(INN).The Likud party, headed by Prime Minister Binyamin Netanyahu, has opened up a larger lead over other parties in the latest poll, mostly at the expense of the Labor party.
The poll, taken before the Prime Minister spoke in Congress on Tuesday, also showed that respondents favored Netanyahu over Opposition leader Tzipi Livni as prime minister by a margin of 38-35 percent. The effect on voters of the Prime Minister's speech to Congress on Tuesday is unknown.
If elections were held today, the Likud would win 34 Knesset seats, seven more than it now has, according to the Sarid Institute survey carried out for Israel’s Channel 2 television. Kadima, headed by Livni, would lose one mandate and win 27 seats, while the recently-split Labor party would win only eight places in the Knesset. Under the leadership of Defense Minister Ehud Barak, who left the party earlier this year, Labor won 13 seats in the last election.
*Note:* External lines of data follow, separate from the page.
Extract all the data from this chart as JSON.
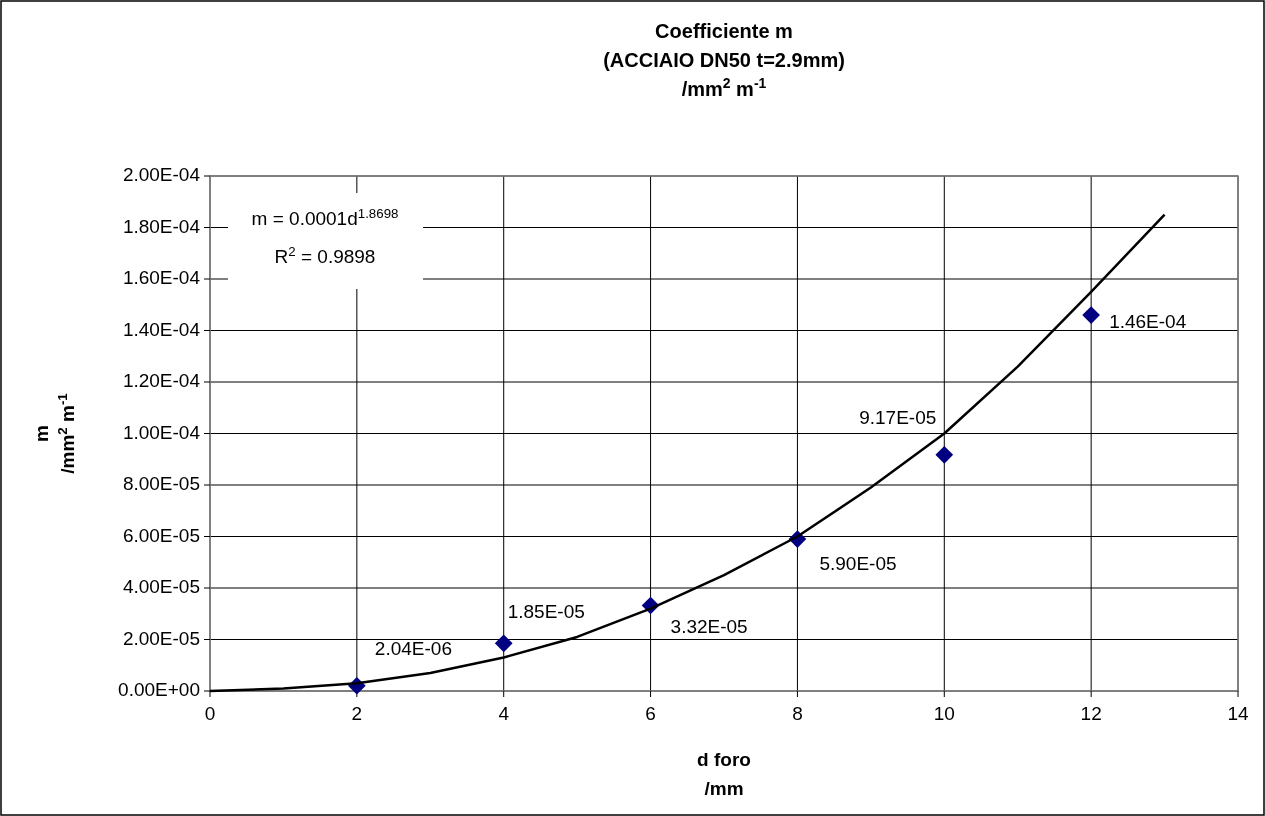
{
  "chart_data": {
    "type": "scatter",
    "title": "Coefficiente m\n(ACCIAIO DN50 t=2.9mm)\n/mm$^{2}$ m$^{-1}$",
    "xlabel": "d foro\n/mm",
    "ylabel": "m\n/mm$^{2}$ m$^{-1}$",
    "annotations": [
      "m = 0.0001d$^{1.8698}$",
      "R$^{2}$ = 0.9898"
    ],
    "series": [
      {
        "color": "#000080",
        "marker": "diamond",
        "x": [
          2,
          4,
          6,
          8,
          10,
          12
        ],
        "values": [
          2.04e-06,
          1.85e-05,
          3.32e-05,
          5.9e-05,
          9.17e-05,
          0.000146
        ],
        "value_labels": [
          "2.04E-06",
          "1.85E-05",
          "3.32E-05",
          "5.90E-05",
          "9.17E-05",
          "1.46E-04"
        ]
      },
      {
        "type": "line",
        "color": "#000000",
        "x": [
          0,
          1,
          2,
          3,
          4,
          5,
          6,
          7,
          8,
          9,
          10,
          11,
          12,
          13
        ],
        "values": [
          0,
          1e-06,
          3e-06,
          7e-06,
          1.3e-05,
          2.1e-05,
          3.2e-05,
          4.5e-05,
          6e-05,
          7.9e-05,
          0.0001,
          0.000126,
          0.000155,
          0.000185
        ]
      }
    ],
    "xlim": [
      0,
      14
    ],
    "xticks": [
      0,
      2,
      4,
      6,
      8,
      10,
      12,
      14
    ],
    "ylim": [
      0,
      0.0002
    ],
    "yticks": [
      {
        "value": 0,
        "label": "0.00E+00"
      },
      {
        "value": 2e-05,
        "label": "2.00E-05"
      },
      {
        "value": 4e-05,
        "label": "4.00E-05"
      },
      {
        "value": 6e-05,
        "label": "6.00E-05"
      },
      {
        "value": 8e-05,
        "label": "8.00E-05"
      },
      {
        "value": 0.0001,
        "label": "1.00E-04"
      },
      {
        "value": 0.00012,
        "label": "1.20E-04"
      },
      {
        "value": 0.00014,
        "label": "1.40E-04"
      },
      {
        "value": 0.00016,
        "label": "1.60E-04"
      },
      {
        "value": 0.00018,
        "label": "1.80E-04"
      },
      {
        "value": 0.0002,
        "label": "2.00E-04"
      }
    ],
    "grid": true
  }
}
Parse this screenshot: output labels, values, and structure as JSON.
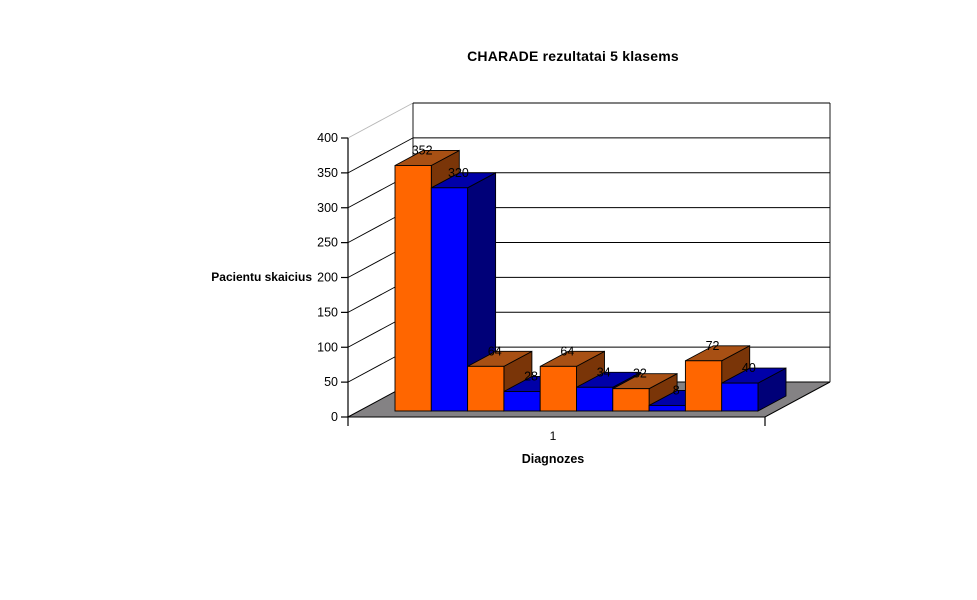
{
  "chart_data": {
    "type": "bar",
    "projection": "3d-column",
    "title": "CHARADE rezultatai 5 klasems",
    "xlabel": "Diagnozes",
    "ylabel": "Pacientu skaicius",
    "categories": [
      "1"
    ],
    "ylim": [
      0,
      400
    ],
    "yticks": [
      0,
      50,
      100,
      150,
      200,
      250,
      300,
      350,
      400
    ],
    "grid": true,
    "legend": false,
    "data_labels": true,
    "bars": [
      {
        "value": 352,
        "label": "352",
        "color": "orange"
      },
      {
        "value": 320,
        "label": "320",
        "color": "blue"
      },
      {
        "value": 64,
        "label": "64",
        "color": "orange"
      },
      {
        "value": 28,
        "label": "28",
        "color": "blue"
      },
      {
        "value": 64,
        "label": "64",
        "color": "orange"
      },
      {
        "value": 34,
        "label": "34",
        "color": "blue"
      },
      {
        "value": 32,
        "label": "32",
        "color": "orange"
      },
      {
        "value": 8,
        "label": "8",
        "color": "blue"
      },
      {
        "value": 72,
        "label": "72",
        "color": "orange"
      },
      {
        "value": 40,
        "label": "40",
        "color": "blue"
      }
    ],
    "colors": {
      "orange": {
        "front": "#FF6600",
        "top": "#A85014",
        "side": "#7A3508"
      },
      "blue": {
        "front": "#0000FF",
        "top": "#0000A8",
        "side": "#000078"
      },
      "floor": "#848284",
      "wall": "#FFFFFF",
      "gridline": "#000000",
      "corner": "#B8B8B8"
    }
  }
}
Respondents awarded Yisrael Beiteinu, headed by Foreign Minister Avigdor Lieberman, 14 Knesset Members, one less than it now has.
According to a Channel 1 poll: Likud would gain 6 seats on the expense of the opposition party Kadima, Likud would win 33 Knesset Seats, with opposition party Kadima dropping from 27 to 22 seats, Lieberman 17, and the entire Right wing bloc would win a majority of 70 seats out of 120.